Source of robo-calls identified

"Women's Voices, Women Vote" says they mailed voter registration applications and sent out the calls to encourage people to register to vote. On their website, they said they "understand North Carolina's primary registration effort deadline was April 11" and they "apologize for any confusion" from the calls.

The head of the group apologized Wednesday, saying it was using the robocalls to boost voter turnout among unmarried women.

The "calls were our sincere attempt to encourage voter registration for those not registered for the general election," group president Page Gardner said in a news release. "We apologize for any confusion our calls may have caused."

But Attorney General Roy Cooper said Wednesday that Women's Voices, Women Vote broke the state law governing automated phone calls. No charges have been filed, but Cooper's office is seeking more information from the group.

Cooper's office said the Washington, D.C.-based organization complied with a demand from state attorneys to stop the phone calls.

/*Democracy North Carolina*/ says the calls, reportedly from someone named Lamont Williams, target black neighborhoods and are designed to suppress black voter turnout.

The calls say that voters must fill out a packet mailed to them before they are able to vote.

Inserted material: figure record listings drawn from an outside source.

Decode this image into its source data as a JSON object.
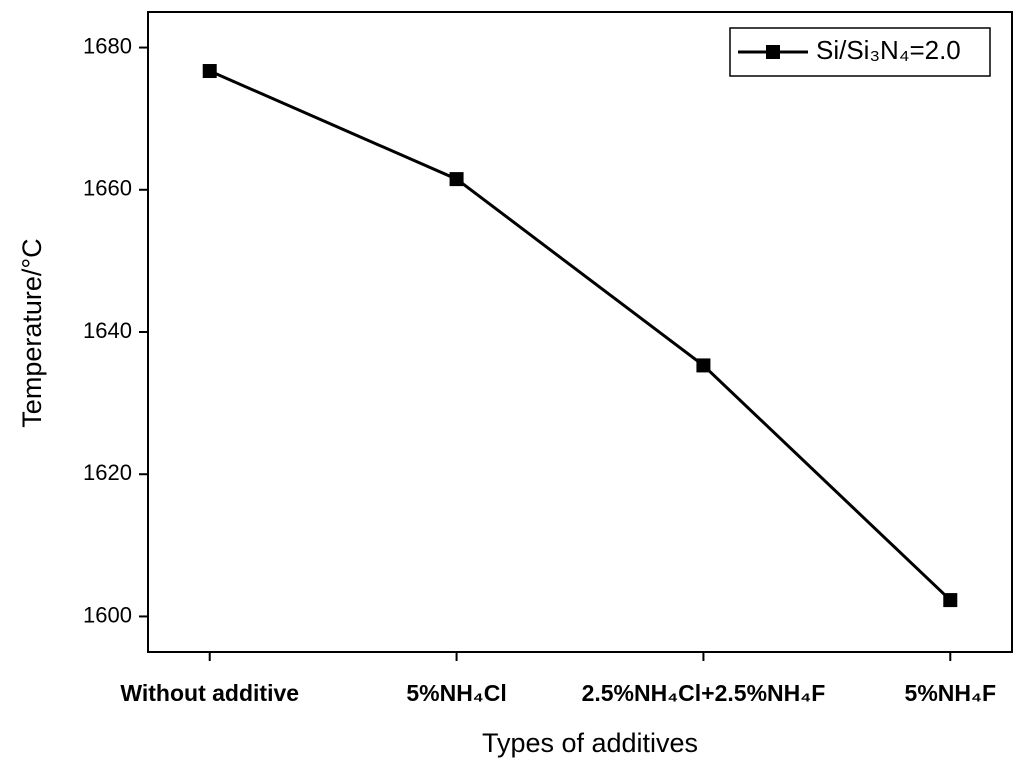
{
  "chart_data": {
    "type": "line",
    "x_label": "Types of additives",
    "y_label": "Temperature/°C",
    "categories": [
      "Without additive",
      "5%NH₄Cl",
      "2.5%NH₄Cl+2.5%NH₄F",
      "5%NH₄F"
    ],
    "series": [
      {
        "name": "Si/Si₃N₄=2.0",
        "color": "#000000",
        "values": [
          1676.7,
          1661.5,
          1635.3,
          1602.3
        ]
      }
    ],
    "ylim": [
      1595,
      1685
    ],
    "yticks": [
      1600,
      1620,
      1640,
      1660,
      1680
    ],
    "legend": "upper right"
  }
}
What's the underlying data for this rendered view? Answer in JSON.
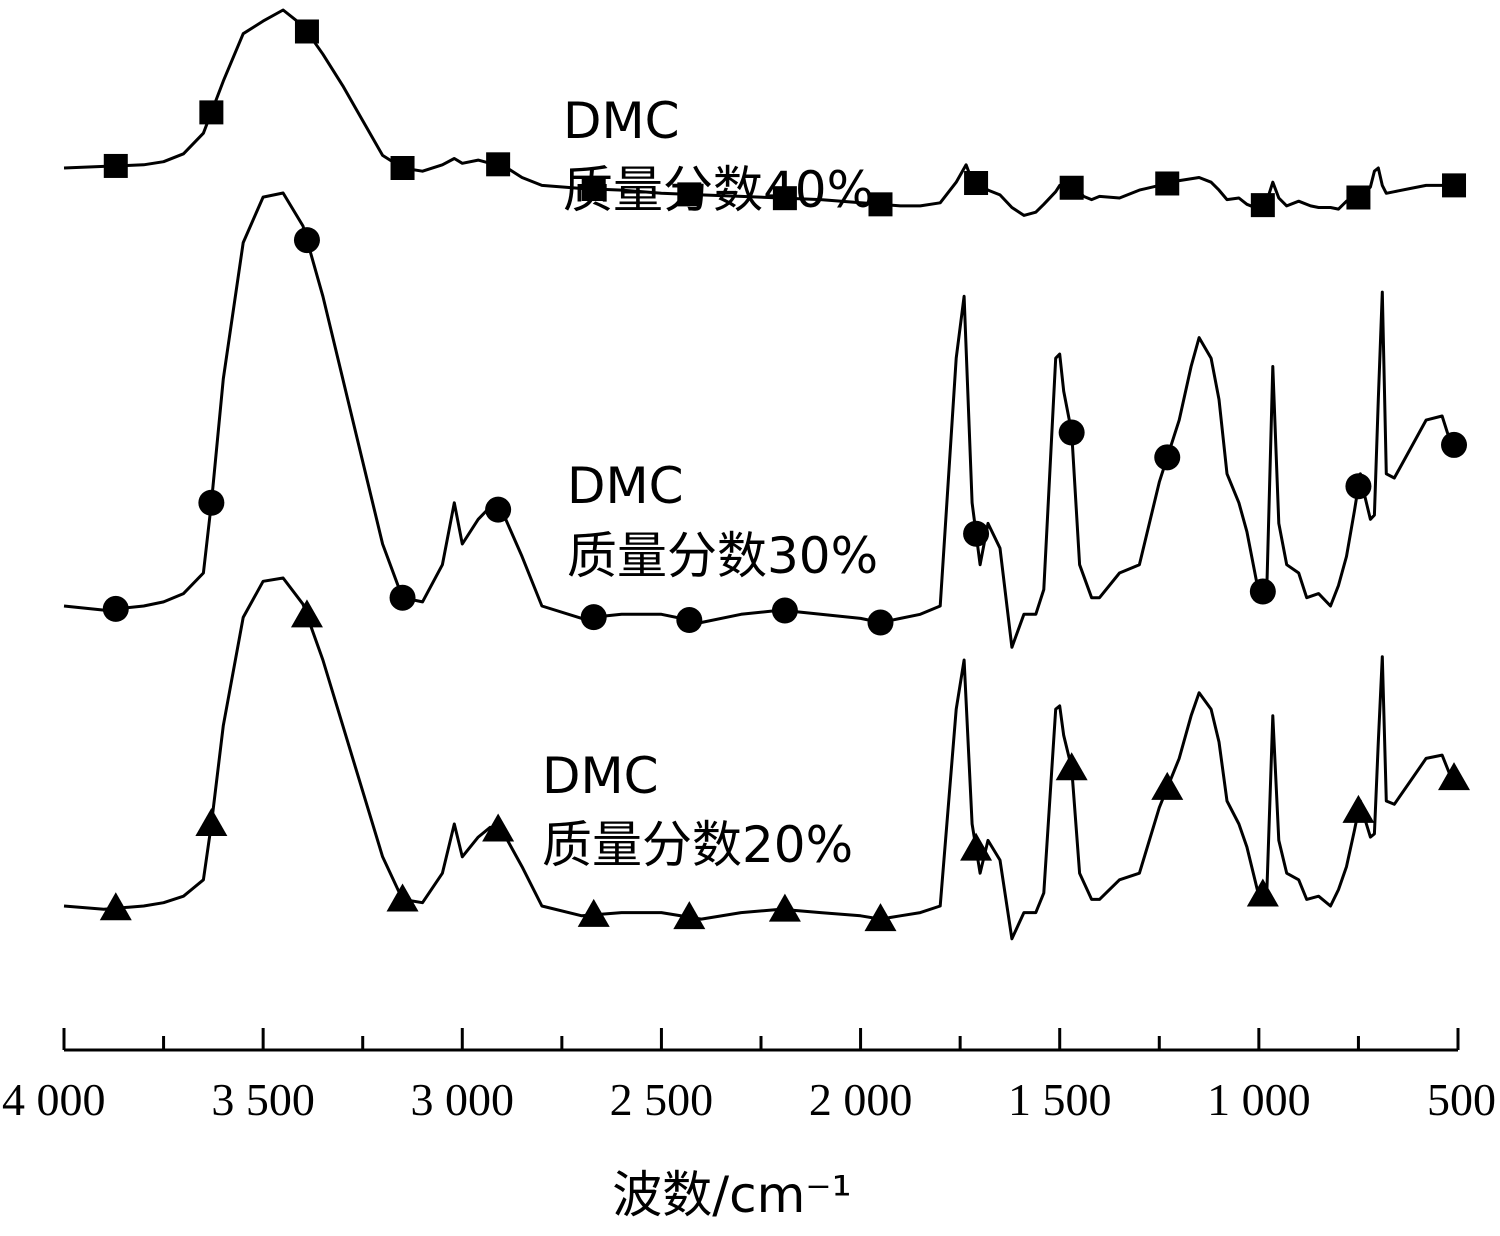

But the traditional registration period has already ended for next Tuesday's primary. People can go to early voting locations statewide through Saturday and both register to vote and cast a ballot on the same day.

The automated call did not include information on the group or a way to contact the organization, both are which are required by state law. Violating the law is punishable by civil penalties of up to $5,000, Cooper's office said.

Democracy North Carolina's Bob Hall says the calls are "troubling and disturbing" and "cause for great alarm."

Women's Voices Women Vote says they are working with the NC State /*Board of Elections*/ to resolve the confusion and working with mail officials to delay the delivery of the applications until after the primary.

Gardner said the group this week began mailing voter registration applications to more than 275,000 state residents. Group officials worked Wednesday to stop mail trucks carrying the applications in bulk from delivering them. Some election watchdog groups are worried many new voters may be confused about their registration status.

"Who's going to call those people back?" asked Joyce McCloy with the N.C. Coalition for Verified Voting. She urged affected voters to contact county election boards to confirm they are registered.